Bottom line is, if the tax incentives for the U.S. Multis were not there (and again it's the psychological thing with the Irish) most if not all would walk. Could the Government and people support Irish idustry, hey and even support their fellow Irish without and political misgivings? Like heck they could.

The Gombeen Man said...

It's true D. What about upward-only rent reviews as an example of how indigenous business is crippled? Yet Irish business such as Eddie Rocketts are happier going after the pay lowly paid workers, rather than campaigning on rent costs and utility and insurance bills.

I think that seven shops were saved in Blanchardstown SC in a rare show of pragmatism when they finally allowed rent drops...
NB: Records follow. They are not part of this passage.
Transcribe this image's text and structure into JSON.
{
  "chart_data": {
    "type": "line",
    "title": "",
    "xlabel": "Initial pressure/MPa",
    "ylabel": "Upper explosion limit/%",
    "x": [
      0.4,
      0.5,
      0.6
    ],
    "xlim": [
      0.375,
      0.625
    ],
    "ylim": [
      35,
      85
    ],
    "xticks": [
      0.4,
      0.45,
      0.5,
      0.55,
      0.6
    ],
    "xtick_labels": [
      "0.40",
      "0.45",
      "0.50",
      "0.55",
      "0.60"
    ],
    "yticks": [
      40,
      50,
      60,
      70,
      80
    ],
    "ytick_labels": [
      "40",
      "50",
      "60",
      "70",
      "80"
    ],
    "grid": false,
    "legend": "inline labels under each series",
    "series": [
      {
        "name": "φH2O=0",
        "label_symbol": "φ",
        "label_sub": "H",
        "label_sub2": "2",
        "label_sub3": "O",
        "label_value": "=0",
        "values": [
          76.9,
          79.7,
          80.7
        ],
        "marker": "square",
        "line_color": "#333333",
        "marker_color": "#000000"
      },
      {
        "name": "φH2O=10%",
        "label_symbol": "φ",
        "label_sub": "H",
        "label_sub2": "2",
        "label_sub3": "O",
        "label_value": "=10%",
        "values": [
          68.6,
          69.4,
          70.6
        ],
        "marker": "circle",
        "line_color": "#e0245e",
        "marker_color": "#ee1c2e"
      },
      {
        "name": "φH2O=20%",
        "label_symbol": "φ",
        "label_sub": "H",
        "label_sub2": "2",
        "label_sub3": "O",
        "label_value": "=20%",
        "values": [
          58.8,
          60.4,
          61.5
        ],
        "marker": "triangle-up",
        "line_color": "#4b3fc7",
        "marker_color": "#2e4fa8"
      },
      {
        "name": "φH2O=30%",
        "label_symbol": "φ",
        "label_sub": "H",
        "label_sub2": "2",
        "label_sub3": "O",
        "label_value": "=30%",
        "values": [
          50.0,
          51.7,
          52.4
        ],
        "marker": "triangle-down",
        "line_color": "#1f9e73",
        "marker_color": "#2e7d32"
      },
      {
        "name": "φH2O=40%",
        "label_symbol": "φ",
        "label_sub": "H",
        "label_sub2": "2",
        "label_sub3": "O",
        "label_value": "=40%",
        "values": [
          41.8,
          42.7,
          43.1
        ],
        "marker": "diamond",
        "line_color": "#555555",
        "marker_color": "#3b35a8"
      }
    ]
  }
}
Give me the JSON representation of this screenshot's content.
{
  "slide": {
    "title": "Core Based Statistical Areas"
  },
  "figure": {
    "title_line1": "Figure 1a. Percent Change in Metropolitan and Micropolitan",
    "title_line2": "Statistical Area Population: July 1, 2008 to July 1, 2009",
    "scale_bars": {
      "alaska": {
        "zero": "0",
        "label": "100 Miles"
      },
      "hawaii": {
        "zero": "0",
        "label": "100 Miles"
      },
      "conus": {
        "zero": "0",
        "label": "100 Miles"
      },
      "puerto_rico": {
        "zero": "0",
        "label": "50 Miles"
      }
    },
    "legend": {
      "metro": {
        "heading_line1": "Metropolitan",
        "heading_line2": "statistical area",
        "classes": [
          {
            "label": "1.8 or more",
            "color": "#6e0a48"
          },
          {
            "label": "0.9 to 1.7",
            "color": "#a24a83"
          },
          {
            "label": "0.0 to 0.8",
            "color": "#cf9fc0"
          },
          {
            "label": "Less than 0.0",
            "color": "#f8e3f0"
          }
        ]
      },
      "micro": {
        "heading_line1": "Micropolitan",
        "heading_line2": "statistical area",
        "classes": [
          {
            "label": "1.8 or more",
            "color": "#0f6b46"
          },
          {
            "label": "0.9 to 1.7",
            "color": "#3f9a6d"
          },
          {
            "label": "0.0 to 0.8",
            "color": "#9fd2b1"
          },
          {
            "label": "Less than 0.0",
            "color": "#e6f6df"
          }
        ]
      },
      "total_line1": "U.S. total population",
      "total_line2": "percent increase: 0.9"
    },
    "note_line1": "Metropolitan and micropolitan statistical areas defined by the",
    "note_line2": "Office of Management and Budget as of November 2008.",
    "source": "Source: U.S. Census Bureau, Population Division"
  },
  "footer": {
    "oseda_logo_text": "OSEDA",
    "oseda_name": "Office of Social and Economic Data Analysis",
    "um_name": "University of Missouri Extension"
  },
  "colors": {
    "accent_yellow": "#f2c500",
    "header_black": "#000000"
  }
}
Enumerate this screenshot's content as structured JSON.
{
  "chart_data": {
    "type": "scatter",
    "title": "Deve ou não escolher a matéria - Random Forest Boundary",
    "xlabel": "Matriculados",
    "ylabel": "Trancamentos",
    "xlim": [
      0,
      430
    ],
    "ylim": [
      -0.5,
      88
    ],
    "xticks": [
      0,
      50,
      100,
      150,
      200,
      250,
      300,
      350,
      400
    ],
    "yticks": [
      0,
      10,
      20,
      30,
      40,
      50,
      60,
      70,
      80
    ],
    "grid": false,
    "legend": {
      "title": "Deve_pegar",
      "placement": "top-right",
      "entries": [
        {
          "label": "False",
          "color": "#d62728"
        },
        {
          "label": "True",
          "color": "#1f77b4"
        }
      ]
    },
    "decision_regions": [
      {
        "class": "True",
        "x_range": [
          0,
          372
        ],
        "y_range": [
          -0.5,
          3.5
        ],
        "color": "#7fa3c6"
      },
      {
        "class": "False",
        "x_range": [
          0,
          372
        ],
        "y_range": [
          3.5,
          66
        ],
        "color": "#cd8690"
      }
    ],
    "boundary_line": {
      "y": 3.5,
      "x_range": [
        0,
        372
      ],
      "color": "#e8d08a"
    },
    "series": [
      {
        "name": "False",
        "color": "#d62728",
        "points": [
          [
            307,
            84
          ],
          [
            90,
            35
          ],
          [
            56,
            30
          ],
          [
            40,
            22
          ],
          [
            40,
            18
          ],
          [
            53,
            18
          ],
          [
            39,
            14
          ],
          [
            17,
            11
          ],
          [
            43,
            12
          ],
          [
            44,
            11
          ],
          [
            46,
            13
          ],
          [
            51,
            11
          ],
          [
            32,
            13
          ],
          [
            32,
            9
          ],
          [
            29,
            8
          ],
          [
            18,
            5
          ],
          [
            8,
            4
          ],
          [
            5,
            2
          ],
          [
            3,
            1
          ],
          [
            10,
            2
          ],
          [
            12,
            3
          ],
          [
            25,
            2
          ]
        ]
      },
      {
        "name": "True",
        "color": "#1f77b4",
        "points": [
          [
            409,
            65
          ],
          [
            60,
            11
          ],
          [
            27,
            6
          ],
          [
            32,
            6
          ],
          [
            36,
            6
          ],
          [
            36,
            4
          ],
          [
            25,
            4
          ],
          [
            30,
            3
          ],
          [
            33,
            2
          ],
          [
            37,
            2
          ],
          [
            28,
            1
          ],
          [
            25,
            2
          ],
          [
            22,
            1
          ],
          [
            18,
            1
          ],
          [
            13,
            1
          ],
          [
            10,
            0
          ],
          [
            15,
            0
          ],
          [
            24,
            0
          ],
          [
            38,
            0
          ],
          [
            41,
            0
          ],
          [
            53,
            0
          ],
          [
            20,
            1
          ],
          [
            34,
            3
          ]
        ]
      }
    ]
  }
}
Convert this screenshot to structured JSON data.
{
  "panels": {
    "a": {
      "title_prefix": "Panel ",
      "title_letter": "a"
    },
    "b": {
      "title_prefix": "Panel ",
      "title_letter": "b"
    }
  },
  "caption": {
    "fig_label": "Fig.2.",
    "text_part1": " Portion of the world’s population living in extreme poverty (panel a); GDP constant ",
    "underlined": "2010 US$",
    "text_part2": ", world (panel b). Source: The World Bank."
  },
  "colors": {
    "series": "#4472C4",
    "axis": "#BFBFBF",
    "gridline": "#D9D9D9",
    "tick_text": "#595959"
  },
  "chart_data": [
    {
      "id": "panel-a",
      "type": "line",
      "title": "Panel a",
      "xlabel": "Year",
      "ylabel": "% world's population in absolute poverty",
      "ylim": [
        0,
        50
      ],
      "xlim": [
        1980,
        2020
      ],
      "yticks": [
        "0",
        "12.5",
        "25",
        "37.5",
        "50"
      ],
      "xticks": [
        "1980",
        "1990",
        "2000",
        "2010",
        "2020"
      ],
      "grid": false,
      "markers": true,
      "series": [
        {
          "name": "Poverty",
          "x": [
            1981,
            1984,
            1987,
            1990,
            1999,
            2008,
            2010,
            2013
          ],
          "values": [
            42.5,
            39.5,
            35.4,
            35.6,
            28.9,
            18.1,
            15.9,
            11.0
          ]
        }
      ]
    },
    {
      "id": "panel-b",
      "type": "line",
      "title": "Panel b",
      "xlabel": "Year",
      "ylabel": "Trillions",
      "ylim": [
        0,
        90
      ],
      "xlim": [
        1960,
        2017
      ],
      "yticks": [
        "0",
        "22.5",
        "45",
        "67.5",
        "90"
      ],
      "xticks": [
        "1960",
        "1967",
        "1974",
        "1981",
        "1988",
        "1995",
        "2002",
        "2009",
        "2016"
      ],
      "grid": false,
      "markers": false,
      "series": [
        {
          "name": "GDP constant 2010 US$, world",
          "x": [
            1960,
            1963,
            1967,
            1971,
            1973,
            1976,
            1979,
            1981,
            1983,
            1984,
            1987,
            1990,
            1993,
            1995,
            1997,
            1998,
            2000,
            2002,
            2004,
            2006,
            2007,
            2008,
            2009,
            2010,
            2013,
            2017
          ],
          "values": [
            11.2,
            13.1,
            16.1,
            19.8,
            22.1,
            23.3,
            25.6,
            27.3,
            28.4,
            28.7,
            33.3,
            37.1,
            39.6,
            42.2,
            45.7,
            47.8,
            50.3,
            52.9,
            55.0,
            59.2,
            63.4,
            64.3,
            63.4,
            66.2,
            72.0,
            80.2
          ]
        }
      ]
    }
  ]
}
Yeah, we can only get so far by bending over for the multis.

Peadar said...

Places like Eddie Rocketts want to cut wages for their low paid staff because they are easy targets and they get the nod from goverment who also target the people on social welfare. It is much harder to take on the multi's with their massive resources. The multi's regard the Irish as their white english speaking Mexicans.

Dakota said...

GM If there was any rational basis for the decisions made in this country they would be noteworthy. That's all aspects of what passes for "society" here. The example you gave there GM encapsulates it perfectly, if only there was more basic sense used. It's not to be though, it is always the lazy and cowardly option in this country, always.